Basing your insurance decisions solely on price
Price has always been a sticking point with insurance. Insurance is one of those gotta-have intangibles that unless you’ve been in a situation where you’ve needed it, the value isn’t always obvious. Maybe you went for the lowest price when you chose your insurance. But is it worth increasing your financial risk to save a few bucks?

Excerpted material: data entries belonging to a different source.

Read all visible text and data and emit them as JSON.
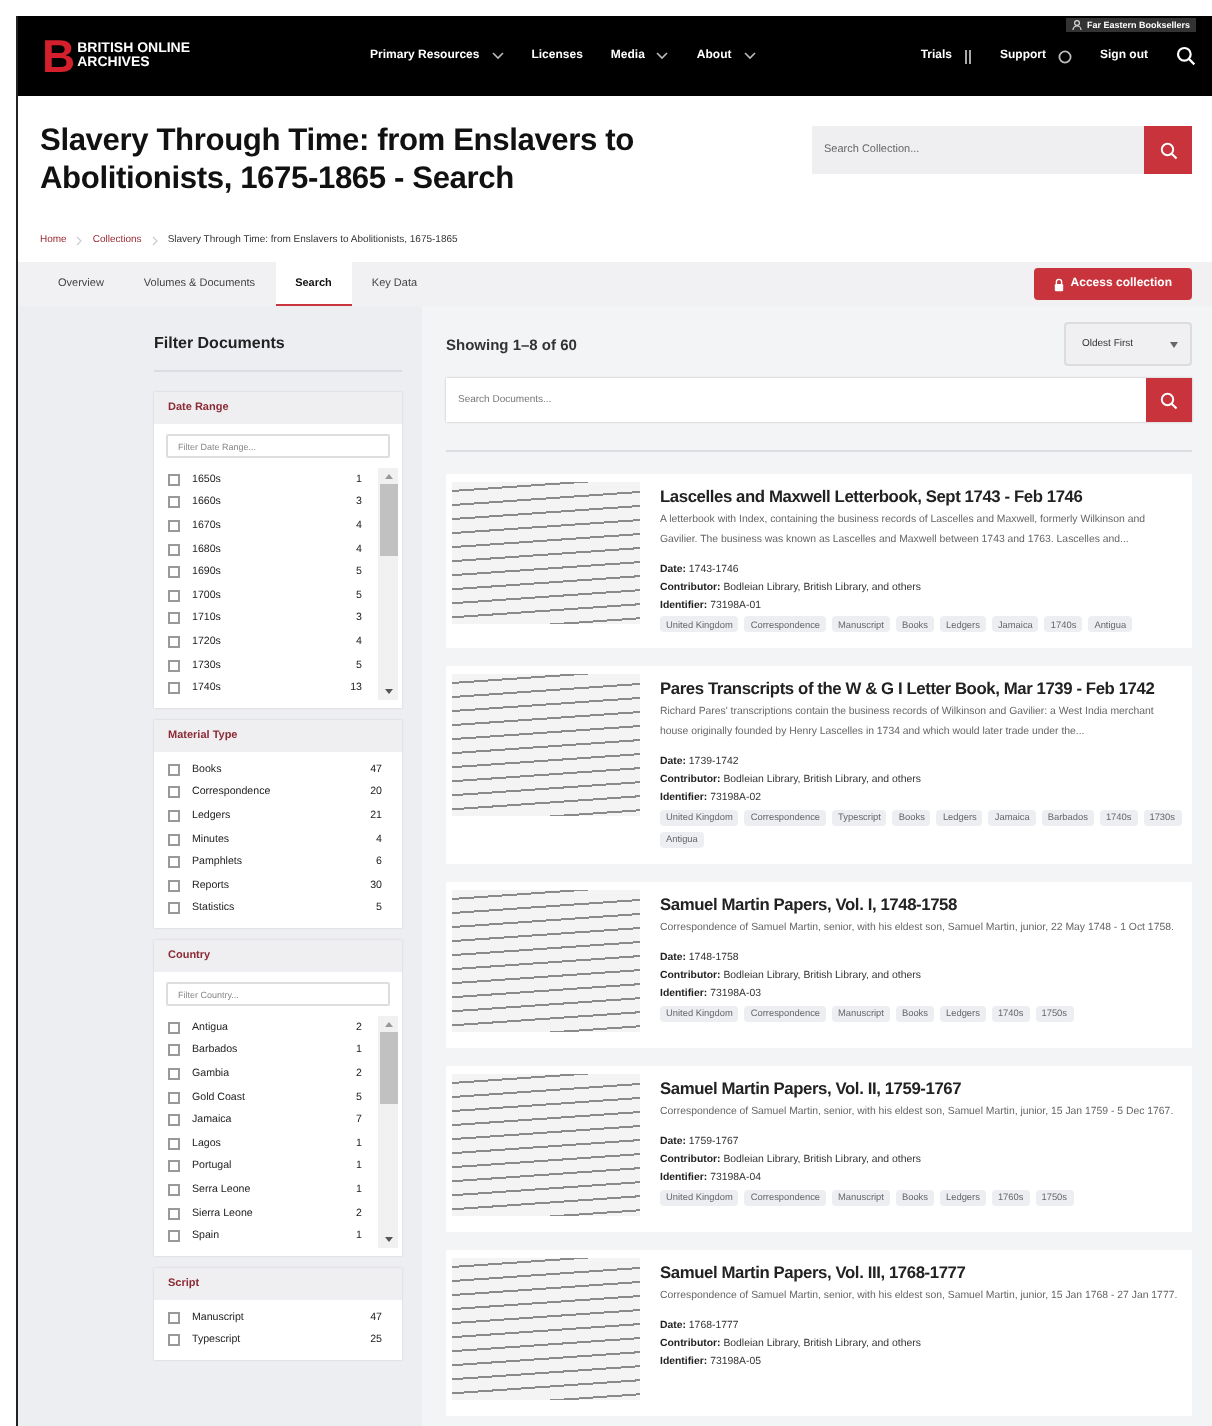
{
  "header": {
    "logo_mark": "B",
    "logo_lines": [
      "BRITISH ONLINE",
      "ARCHIVES"
    ],
    "account": "Far Eastern Booksellers",
    "nav": [
      {
        "label": "Primary Resources",
        "dropdown": true
      },
      {
        "label": "Licenses",
        "dropdown": false
      },
      {
        "label": "Media",
        "dropdown": true
      },
      {
        "label": "About",
        "dropdown": true
      }
    ],
    "utility": [
      {
        "label": "Trials",
        "kind": "trials"
      },
      {
        "label": "Support",
        "kind": "support"
      },
      {
        "label": "Sign out",
        "kind": "plain"
      }
    ]
  },
  "page": {
    "title": "Slavery Through Time: from Enslavers to Abolitionists, 1675-1865 - Search",
    "search_placeholder": "Search Collection...",
    "breadcrumbs": [
      "Home",
      "Collections",
      "Slavery Through Time: from Enslavers to Abolitionists, 1675-1865"
    ]
  },
  "tabs": [
    {
      "label": "Overview",
      "selected": false
    },
    {
      "label": "Volumes & Documents",
      "selected": false
    },
    {
      "label": "Search",
      "selected": true
    },
    {
      "label": "Key Data",
      "selected": false
    }
  ],
  "access_button": "Access collection",
  "filters": {
    "title": "Filter Documents",
    "groups": [
      {
        "title": "Date Range",
        "placeholder": "Filter Date Range...",
        "scrollable": true,
        "items": [
          {
            "label": "1650s",
            "count": "1",
            "checked": false
          },
          {
            "label": "1660s",
            "count": "3",
            "checked": false
          },
          {
            "label": "1670s",
            "count": "4",
            "checked": false
          },
          {
            "label": "1680s",
            "count": "4",
            "checked": false
          },
          {
            "label": "1690s",
            "count": "5",
            "checked": false
          },
          {
            "label": "1700s",
            "count": "5",
            "checked": false
          },
          {
            "label": "1710s",
            "count": "3",
            "checked": false
          },
          {
            "label": "1720s",
            "count": "4",
            "checked": false
          },
          {
            "label": "1730s",
            "count": "5",
            "checked": false
          },
          {
            "label": "1740s",
            "count": "13",
            "checked": false
          }
        ]
      },
      {
        "title": "Material Type",
        "scrollable": false,
        "items": [
          {
            "label": "Books",
            "count": "47",
            "checked": false
          },
          {
            "label": "Correspondence",
            "count": "20",
            "checked": false
          },
          {
            "label": "Ledgers",
            "count": "21",
            "checked": false
          },
          {
            "label": "Minutes",
            "count": "4",
            "checked": false
          },
          {
            "label": "Pamphlets",
            "count": "6",
            "checked": false
          },
          {
            "label": "Reports",
            "count": "30",
            "checked": false
          },
          {
            "label": "Statistics",
            "count": "5",
            "checked": false
          }
        ]
      },
      {
        "title": "Country",
        "placeholder": "Filter Country...",
        "scrollable": true,
        "items": [
          {
            "label": "Antigua",
            "count": "2",
            "checked": false
          },
          {
            "label": "Barbados",
            "count": "1",
            "checked": false
          },
          {
            "label": "Gambia",
            "count": "2",
            "checked": false
          },
          {
            "label": "Gold Coast",
            "count": "5",
            "checked": false
          },
          {
            "label": "Jamaica",
            "count": "7",
            "checked": false
          },
          {
            "label": "Lagos",
            "count": "1",
            "checked": false
          },
          {
            "label": "Portugal",
            "count": "1",
            "checked": false
          },
          {
            "label": "Serra Leone",
            "count": "1",
            "checked": false
          },
          {
            "label": "Sierra Leone",
            "count": "2",
            "checked": false
          },
          {
            "label": "Spain",
            "count": "1",
            "checked": false
          }
        ]
      },
      {
        "title": "Script",
        "scrollable": false,
        "items": [
          {
            "label": "Manuscript",
            "count": "47",
            "checked": false
          },
          {
            "label": "Typescript",
            "count": "25",
            "checked": false
          }
        ]
      }
    ]
  },
  "results": {
    "showing": "Showing 1–8 of 60",
    "sort": "Oldest First",
    "search_placeholder": "Search Documents...",
    "cards": [
      {
        "title": "Lascelles and Maxwell Letterbook, Sept 1743 - Feb 1746",
        "description": "A letterbook with Index, containing the business records of Lascelles and Maxwell, formerly Wilkinson and Gavilier. The business was known as Lascelles and Maxwell between 1743 and 1763. Lascelles and...",
        "fields": [
          "**Date:** 1743-1746",
          "**Contributor:** Bodleian Library, British Library, and others",
          "**Identifier:** 73198A-01"
        ],
        "tags": [
          "United Kingdom",
          "Correspondence",
          "Manuscript",
          "Books",
          "Ledgers",
          "Jamaica",
          "1740s",
          "Antigua"
        ]
      },
      {
        "title": "Pares Transcripts of the W & G I Letter Book, Mar 1739 - Feb 1742",
        "description": "Richard Pares' transcriptions contain the business records of Wilkinson and Gavilier: a West India merchant house originally founded by Henry Lascelles in 1734 and which would later trade under the...",
        "fields": [
          "**Date:** 1739-1742",
          "**Contributor:** Bodleian Library, British Library, and others",
          "**Identifier:** 73198A-02"
        ],
        "tags": [
          "United Kingdom",
          "Correspondence",
          "Typescript",
          "Books",
          "Ledgers",
          "Jamaica",
          "Barbados",
          "1740s",
          "1730s",
          "Antigua"
        ]
      },
      {
        "title": "Samuel Martin Papers, Vol. I, 1748-1758",
        "description": "Correspondence of Samuel Martin, senior, with his eldest son, Samuel Martin, junior, 22 May 1748 - 1 Oct 1758.",
        "fields": [
          "**Date:** 1748-1758",
          "**Contributor:** Bodleian Library, British Library, and others",
          "**Identifier:** 73198A-03"
        ],
        "tags": [
          "United Kingdom",
          "Correspondence",
          "Manuscript",
          "Books",
          "Ledgers",
          "1740s",
          "1750s"
        ]
      },
      {
        "title": "Samuel Martin Papers, Vol. II, 1759-1767",
        "description": "Correspondence of Samuel Martin, senior, with his eldest son, Samuel Martin, junior, 15 Jan 1759 - 5 Dec 1767.",
        "fields": [
          "**Date:** 1759-1767",
          "**Contributor:** Bodleian Library, British Library, and others",
          "**Identifier:** 73198A-04"
        ],
        "tags": [
          "United Kingdom",
          "Correspondence",
          "Manuscript",
          "Books",
          "Ledgers",
          "1760s",
          "1750s"
        ]
      },
      {
        "title": "Samuel Martin Papers, Vol. III, 1768-1777",
        "description": "Correspondence of Samuel Martin, senior, with his eldest son, Samuel Martin, junior, 15 Jan 1768 - 27 Jan 1777.",
        "fields": [
          "**Date:** 1768-1777",
          "**Contributor:** Bodleian Library, British Library, and others",
          "**Identifier:** 73198A-05"
        ]
      }
    ]
  }
}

Kay shares an example. “Say your house is insured for $250,000, but the replacement cost of your home is calculated at $300,000. That’s a $50,000 difference. That’s a lot of money if you need to rebuild your home. In this situation, the premium difference would be about $125 per year. It doesn’t make sense to underinsure a home by $50,000 for such a small annual savings,” she explains. “A better way to save money on home insurance premiums is to increase your deductible. Choosing a higher deductible could reduce your premium 15% or more—perhaps even as much as 30%.”
What’s going on with insurance premiums?
Many homeowners have noticed their home insurance bill has increased recently. The average premium for home insurance rose 12.1 percent from May 2021 to May 2022; the average annual increase was $134 (AARP.org).
Longer waits for qualified contractors, delayed supplies, and the rising costs of materials lead to higher claims, increasing premium. And those experiencing longer waits to get back into their home after renovating are claiming more living expenses from their policies as well.
As costs continue to rise, it’s important to make sure your insurance coverages are still appropriate. Don’t try to save on premium costs by shortchanging your coverage. This is the primary reason homeowners find themselves without enough coverage when they need it. Increasing your deductible is a better way to manage your premium costs. And make sure you’re getting all of the discounts to which you’re entitled.